Aziz Ansari focuses his efforts behind the camera for his dramedy, making for a refreshing collaboration with Lena Waithe.
After a four-year absence, Master of None returns to Netflix with a new tone and new focus, but it still grapples with the same emotional beats of the first two seasons. This time around, creator Aziz Ansari focuses his efforts behind the camera, only appearing in two brief cameos in season three’s five-episode arc. Instead, all of the action is focused on Denise (Lena Waithe) and her partner Alicia (Naomi Ackie), who are rusticating in a cottagecore fantasy that not even TikTok could call sustainable. Rather than the buzz of traffic and the cramped quarters of the city, we see Denise and Alicia’s relationship develop against the bucolic splendor of open fields and towering trees.
The shift in tone suits where Denise is at this point in her life, a 30-something thrust into success after a bestselling debut novel. She’s newly married and trying for a family. Denise’s fears about parenthood, marriage, and the ephemeral nature of success are painted on through the first episode in soft, subtle strokes like watercolor, peeking through all her other layers. Waithe, who co-wrote the season with Ansari, appears to have put a lot of herself into the script. It shows in the care she puts behind her performance.
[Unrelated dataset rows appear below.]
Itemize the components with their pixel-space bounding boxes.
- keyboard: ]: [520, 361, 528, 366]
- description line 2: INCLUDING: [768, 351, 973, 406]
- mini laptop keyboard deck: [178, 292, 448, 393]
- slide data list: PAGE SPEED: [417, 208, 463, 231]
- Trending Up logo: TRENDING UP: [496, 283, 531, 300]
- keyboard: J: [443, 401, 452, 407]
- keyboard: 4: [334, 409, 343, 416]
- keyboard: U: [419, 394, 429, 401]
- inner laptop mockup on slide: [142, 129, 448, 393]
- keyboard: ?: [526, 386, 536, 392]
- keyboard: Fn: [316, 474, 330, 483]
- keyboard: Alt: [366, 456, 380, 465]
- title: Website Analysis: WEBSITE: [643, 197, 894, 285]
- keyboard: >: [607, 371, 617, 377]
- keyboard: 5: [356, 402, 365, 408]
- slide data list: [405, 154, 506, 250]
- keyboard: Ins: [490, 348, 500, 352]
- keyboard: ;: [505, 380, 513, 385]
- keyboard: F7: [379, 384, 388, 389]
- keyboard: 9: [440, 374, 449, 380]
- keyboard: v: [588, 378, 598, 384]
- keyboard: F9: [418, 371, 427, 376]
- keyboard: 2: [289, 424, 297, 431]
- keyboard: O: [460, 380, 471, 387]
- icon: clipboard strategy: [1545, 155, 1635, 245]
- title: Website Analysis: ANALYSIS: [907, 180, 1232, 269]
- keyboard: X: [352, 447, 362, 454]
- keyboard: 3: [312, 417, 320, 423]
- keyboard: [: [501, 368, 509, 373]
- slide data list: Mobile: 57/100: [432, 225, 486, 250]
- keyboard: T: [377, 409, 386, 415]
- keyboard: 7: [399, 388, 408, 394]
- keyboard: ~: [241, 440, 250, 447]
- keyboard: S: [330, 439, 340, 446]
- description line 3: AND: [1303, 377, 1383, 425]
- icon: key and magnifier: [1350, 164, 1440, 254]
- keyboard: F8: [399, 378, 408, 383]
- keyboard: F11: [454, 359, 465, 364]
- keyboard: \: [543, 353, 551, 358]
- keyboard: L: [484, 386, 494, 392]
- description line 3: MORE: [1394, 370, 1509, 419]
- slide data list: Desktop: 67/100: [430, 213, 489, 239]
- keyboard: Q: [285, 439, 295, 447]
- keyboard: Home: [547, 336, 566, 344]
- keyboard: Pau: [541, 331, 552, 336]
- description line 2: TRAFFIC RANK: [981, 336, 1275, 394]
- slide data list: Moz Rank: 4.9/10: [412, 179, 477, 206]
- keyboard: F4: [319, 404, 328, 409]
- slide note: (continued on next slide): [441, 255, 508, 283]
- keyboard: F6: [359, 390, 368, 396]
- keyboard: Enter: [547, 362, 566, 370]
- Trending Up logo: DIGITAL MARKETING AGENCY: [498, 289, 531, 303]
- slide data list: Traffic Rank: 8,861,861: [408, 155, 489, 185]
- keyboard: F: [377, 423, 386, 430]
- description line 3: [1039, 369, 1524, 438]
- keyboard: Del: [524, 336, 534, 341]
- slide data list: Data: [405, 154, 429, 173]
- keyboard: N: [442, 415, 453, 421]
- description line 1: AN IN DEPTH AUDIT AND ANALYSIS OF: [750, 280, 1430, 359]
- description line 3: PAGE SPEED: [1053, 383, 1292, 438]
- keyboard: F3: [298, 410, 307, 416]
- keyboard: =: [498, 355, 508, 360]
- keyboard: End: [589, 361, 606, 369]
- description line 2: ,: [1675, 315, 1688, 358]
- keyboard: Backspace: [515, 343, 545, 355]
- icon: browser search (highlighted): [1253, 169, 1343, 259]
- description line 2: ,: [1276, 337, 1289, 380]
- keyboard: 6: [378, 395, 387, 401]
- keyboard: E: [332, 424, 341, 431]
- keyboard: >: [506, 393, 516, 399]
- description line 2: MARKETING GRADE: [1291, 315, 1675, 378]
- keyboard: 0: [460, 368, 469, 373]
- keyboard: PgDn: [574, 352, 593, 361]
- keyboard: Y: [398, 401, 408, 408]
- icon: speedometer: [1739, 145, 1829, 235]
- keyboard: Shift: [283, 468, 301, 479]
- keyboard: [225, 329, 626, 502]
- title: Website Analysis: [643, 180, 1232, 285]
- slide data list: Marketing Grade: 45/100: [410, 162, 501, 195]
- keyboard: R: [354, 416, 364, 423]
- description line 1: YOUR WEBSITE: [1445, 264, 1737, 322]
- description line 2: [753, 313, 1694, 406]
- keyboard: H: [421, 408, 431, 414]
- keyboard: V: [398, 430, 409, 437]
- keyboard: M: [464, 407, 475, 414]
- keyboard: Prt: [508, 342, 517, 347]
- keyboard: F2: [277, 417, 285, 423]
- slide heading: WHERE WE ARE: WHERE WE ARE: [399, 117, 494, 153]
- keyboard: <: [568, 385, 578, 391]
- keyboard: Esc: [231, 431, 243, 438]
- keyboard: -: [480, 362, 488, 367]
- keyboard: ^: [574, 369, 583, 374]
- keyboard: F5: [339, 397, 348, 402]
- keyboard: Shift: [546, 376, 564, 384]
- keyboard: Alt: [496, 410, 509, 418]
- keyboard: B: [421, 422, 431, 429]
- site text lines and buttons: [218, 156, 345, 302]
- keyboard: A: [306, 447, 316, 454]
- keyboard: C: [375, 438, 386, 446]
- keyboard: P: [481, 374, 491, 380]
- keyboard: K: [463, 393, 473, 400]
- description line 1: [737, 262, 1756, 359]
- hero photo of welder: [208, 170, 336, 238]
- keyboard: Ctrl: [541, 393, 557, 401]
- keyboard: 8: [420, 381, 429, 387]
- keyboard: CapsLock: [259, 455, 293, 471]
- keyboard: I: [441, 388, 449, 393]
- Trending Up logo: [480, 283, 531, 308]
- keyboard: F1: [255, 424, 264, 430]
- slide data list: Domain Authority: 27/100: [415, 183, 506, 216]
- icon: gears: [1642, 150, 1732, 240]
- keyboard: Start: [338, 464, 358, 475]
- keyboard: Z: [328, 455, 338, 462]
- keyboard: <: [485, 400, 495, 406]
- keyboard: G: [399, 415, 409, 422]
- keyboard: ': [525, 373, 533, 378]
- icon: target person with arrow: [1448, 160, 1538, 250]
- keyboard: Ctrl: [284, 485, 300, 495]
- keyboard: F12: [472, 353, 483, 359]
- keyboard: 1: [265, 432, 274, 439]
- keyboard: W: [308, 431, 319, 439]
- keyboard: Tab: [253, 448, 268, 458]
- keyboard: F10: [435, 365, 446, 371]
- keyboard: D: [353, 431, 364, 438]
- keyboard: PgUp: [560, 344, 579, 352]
What’s always set Master of None apart from other rom-com/dramedy series is how straightforward it’s been in portraying young adult life as someone from a marginalized group. Season three doubles down on this mission. Dev may have been a minority, but he was still a straight man. Seeing the world through Denise and Alicia’s eyes, on the other hand, is a breath of fresh air for a show where the protagonist’s love life could be uncomfortably stale. Here, the season lets us see what it’s like to live as a queer woman of color: eating breakfast, folding laundry, laughing, fighting, living.
But while some shows never quite find their stride between what’s actually queer and what straight writers think is queer, Waithe and Ackie strike a beautiful balance between the lovely highs, the mundane middles, and the emotional low points. The fourth episode, focusing mainly on Alicia, is as close as this season comes to any kind of messaging when Alicia discovers that insurance companies have billing codes for “attacked by orca” but none for “queer women seeks motherhood.” It could come across as a Very Special Episode, but the whip-smart writing dodges all of that.
Waithe and Ackie strike a beautiful balance between the lovely highs, the mundane middles, and the emotional low points.
Motherhood is a big focus in these five episodes, both the desire for a family and the fear that comes with taking such a big step. Denise is still trying to find her footing in adulthood and the sudden changes in both her personal and professional lives, a balance that makes it all even more intimidating. She only just came out to her mother in season two’s standout episode “Thanksgiving,” so the prospect of starting a family so soon after that reconciliation is understandably daunting. Add to that Alicia’s struggles with fertility, and it throws all of that beautiful, natural setting into something fraught and tense.
If audiences struggle with the shift in tone for the season, they ought to stick around for the last episode. It beautifully tests the boundaries of how we perceive and understand love—how it changes and grows, contracting and expanding like a living organism. Ultimately, the season finds an oddly comforting note to end on, giving the knowledge that even though things don’t turn out the way we want or expect them to, love can still thrive through the worst life throws at us.
Master of None season 3 premieres on Netflix this Sunday, May 23.